In 1911, the surface-wave magnitude 8.2 Kemin earthquake hit northeastern Tien Shan (Kyrgyzstan), close to the cities of Bishkek and Almaty, the capitals of Kyrgyzstan and Kazakhstan, respectively. Several hundreds of people were killed by the earthquake, some by indirect effects such as landslides and mudflows. A particular but nonfatal landslide triggered by the Kemin event was a rockslide in the vicinity of Ananevo, north of lake Issyk Kul (Kyrgyzstan) rockslide located above the fault zone activated in 1911.
In the summer of 1999, a geophysical-seismological field trip was organized to study geology and to record seismic ground motions on and around the Ananevo rockslide. The work was part of project assessing seismogenic landslide hazard in northern Kyrgyzstan, based on various case studies of slope failures in connection with site-specific ground-motion dynamics.

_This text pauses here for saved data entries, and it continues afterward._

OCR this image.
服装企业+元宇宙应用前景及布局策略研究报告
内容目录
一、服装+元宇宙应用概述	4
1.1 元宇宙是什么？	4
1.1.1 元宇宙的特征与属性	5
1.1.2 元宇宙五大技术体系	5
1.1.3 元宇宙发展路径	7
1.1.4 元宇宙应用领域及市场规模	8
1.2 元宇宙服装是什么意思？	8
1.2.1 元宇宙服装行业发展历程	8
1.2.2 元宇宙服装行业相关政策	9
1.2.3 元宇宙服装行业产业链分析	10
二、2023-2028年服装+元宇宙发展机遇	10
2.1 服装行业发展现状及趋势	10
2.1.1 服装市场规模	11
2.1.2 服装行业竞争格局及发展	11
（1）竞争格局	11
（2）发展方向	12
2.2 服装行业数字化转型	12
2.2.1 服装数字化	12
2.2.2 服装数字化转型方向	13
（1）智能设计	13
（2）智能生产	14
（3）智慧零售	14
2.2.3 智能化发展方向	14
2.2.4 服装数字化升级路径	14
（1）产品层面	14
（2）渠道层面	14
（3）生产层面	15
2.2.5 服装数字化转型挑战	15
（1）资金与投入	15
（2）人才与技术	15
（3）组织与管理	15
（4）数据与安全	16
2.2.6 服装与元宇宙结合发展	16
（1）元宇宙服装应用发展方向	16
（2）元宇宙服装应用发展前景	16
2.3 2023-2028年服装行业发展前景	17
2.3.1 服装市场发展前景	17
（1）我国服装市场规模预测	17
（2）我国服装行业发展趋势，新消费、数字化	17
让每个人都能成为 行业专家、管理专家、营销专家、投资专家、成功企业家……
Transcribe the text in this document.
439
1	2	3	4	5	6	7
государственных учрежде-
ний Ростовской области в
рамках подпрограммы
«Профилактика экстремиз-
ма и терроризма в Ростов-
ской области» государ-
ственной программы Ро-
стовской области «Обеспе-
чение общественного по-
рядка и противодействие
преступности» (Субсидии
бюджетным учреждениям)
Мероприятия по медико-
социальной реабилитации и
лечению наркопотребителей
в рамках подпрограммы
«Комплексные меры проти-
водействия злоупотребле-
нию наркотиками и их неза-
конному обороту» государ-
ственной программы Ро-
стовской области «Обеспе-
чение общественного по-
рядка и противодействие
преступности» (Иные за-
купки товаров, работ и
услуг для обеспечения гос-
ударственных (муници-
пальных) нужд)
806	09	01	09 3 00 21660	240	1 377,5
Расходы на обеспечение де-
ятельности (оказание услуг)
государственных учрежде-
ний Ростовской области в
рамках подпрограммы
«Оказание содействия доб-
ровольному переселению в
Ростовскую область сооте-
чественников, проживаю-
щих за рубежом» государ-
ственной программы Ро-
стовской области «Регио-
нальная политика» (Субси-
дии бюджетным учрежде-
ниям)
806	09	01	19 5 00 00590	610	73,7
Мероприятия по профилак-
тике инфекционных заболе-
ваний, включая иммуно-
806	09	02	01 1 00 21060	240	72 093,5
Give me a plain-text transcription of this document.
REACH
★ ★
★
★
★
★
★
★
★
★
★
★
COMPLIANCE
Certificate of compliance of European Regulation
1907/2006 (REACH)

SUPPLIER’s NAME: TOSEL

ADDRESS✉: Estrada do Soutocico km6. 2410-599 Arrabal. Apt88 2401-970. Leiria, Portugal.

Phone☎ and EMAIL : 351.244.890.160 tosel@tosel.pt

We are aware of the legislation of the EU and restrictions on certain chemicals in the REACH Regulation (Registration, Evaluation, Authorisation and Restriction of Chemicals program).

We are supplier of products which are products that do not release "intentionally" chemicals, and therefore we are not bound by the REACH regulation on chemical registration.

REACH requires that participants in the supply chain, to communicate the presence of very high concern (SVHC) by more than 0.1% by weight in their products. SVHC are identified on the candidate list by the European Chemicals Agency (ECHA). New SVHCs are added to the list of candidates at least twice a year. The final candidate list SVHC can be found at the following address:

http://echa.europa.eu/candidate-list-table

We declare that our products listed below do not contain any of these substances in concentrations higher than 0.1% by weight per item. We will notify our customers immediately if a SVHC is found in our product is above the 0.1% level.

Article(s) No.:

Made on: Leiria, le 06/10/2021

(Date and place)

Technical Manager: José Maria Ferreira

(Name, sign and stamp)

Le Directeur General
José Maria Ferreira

The geophysical investigations consisted of seismic refraction tests processed as 2D seismic tomographies and surface-wave inversion, which were combined to build a 3D geophysical model of the landslide site. Ground motions from small earthquakes were analyzed using several techniques to define site effects over the mountain massif. Both H/V and standard spectral ratios indicated lower dominant frequencies with stronger amplification in the crest region with respect to the mountain slope. These effects could be partially simulated by 1D, 2D, and 3D finite-element modeling. By comparing the numerical results with the experimental data, the presence of a surficial low-velocity layer of varying thickness appeared to be the key factor controlling the ground motion around the rockslide.